A maioria dos discos rígidos disponíveis no mercado utiliza múltiplos discos de gravação e leitura, o que permite aumentar a capacidade do dispositivo. Embora existam exceções à regra, o mais comum é que cada HD possua quatro discos em sua composição.


Como ocorre o processo de gravação e leitura?

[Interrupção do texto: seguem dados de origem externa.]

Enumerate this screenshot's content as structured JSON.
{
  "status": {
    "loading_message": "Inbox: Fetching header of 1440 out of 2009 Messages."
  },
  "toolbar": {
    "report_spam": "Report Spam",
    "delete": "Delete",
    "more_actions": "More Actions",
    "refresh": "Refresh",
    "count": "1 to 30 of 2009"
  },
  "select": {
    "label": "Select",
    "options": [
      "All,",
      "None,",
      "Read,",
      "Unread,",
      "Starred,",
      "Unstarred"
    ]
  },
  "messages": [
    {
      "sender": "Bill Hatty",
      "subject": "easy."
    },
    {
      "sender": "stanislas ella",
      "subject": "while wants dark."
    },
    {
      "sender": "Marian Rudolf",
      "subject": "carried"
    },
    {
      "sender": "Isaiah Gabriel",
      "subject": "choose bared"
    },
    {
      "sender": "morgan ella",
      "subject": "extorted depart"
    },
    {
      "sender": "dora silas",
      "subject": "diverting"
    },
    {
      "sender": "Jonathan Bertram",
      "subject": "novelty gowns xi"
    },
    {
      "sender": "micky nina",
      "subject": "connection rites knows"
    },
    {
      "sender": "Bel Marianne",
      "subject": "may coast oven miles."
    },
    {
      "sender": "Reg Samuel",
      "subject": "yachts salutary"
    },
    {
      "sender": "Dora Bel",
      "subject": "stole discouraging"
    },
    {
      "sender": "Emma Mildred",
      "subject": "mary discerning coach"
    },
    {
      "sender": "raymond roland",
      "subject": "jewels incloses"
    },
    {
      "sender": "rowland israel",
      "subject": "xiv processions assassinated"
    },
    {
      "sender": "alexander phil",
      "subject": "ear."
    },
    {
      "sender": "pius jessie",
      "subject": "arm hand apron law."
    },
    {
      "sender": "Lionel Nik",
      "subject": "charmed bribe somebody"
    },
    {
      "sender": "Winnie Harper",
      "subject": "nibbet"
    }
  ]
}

Durante o processo de gravação, o campo magnético gerado pelos ímãs presentes nas cabeças faz com que as moléculas de óxido de ferro presentes na superfície magnética dos discos se reorganizem, alinhando os polos negativos delas com os polos positivos da cabeça. Da mesma forma, os polos positivos se alinham com os polos negativos.
Os eletroímãs presentes nas cabeças de leitura e gravação podem ter sua polaridade alternada constantemente, o que permite variar livremente as moléculas da superfície magnética do disco rígido. Conforme a direção de cada polo, obtém-se um bit interpretado como 1 ou 0 pelo computador (fórmula binária).
Na hora de ler os dados gravados, a cabeça de leitura capta o campo magnético gerado pelas moléculas alinhadas. A variação dos sinais magnéticos positivos e negativos gera uma corrente elétrica transmitida para a bobina de fios presentes na cabeça. Ao chegar à placa lógica do HD, esta corrente é interpretada como uma sequência de bits 1 e 0, que formam os diferentes arquivos gravados no disco rígido.
Vale mencionar que todo esse processo ocorre sem nenhuma espécie de contato entre as cabeças de leitura e a superfície do disco. Isso porque, devido às altas velocidades com os que os discos rodam, forma-se um colchão de ar que repele as cabeças de leitura e impede qualquer espécie de contato.
Caso houvesse contato entre os componentes, dificilmente um disco rígido funcionaria durante muito tempo devido aos danos físicos ocorridos. Para evitar acidentes, a maioria dos HDs conta com um ímã ao lado do atuador, responsável por atrair as cabeças a uma posição segura toda vez em que o computador é desligado ou não há gravação ou leitura de dados.
Em ocasiões em que ocorrem picos de tensão ou a energia é cortada subitamente com o HD funcionando, é comum surgirem setores defeituosos por ter ocorrido contato entre as cabeças de leitura e a superfície do disco.
Para evitar problemas do tipo recomenda-se utilizar acessórios como no-breaks, que permitem desligar o computador da forma correta em casos de instabilidade no fornecimento de energia.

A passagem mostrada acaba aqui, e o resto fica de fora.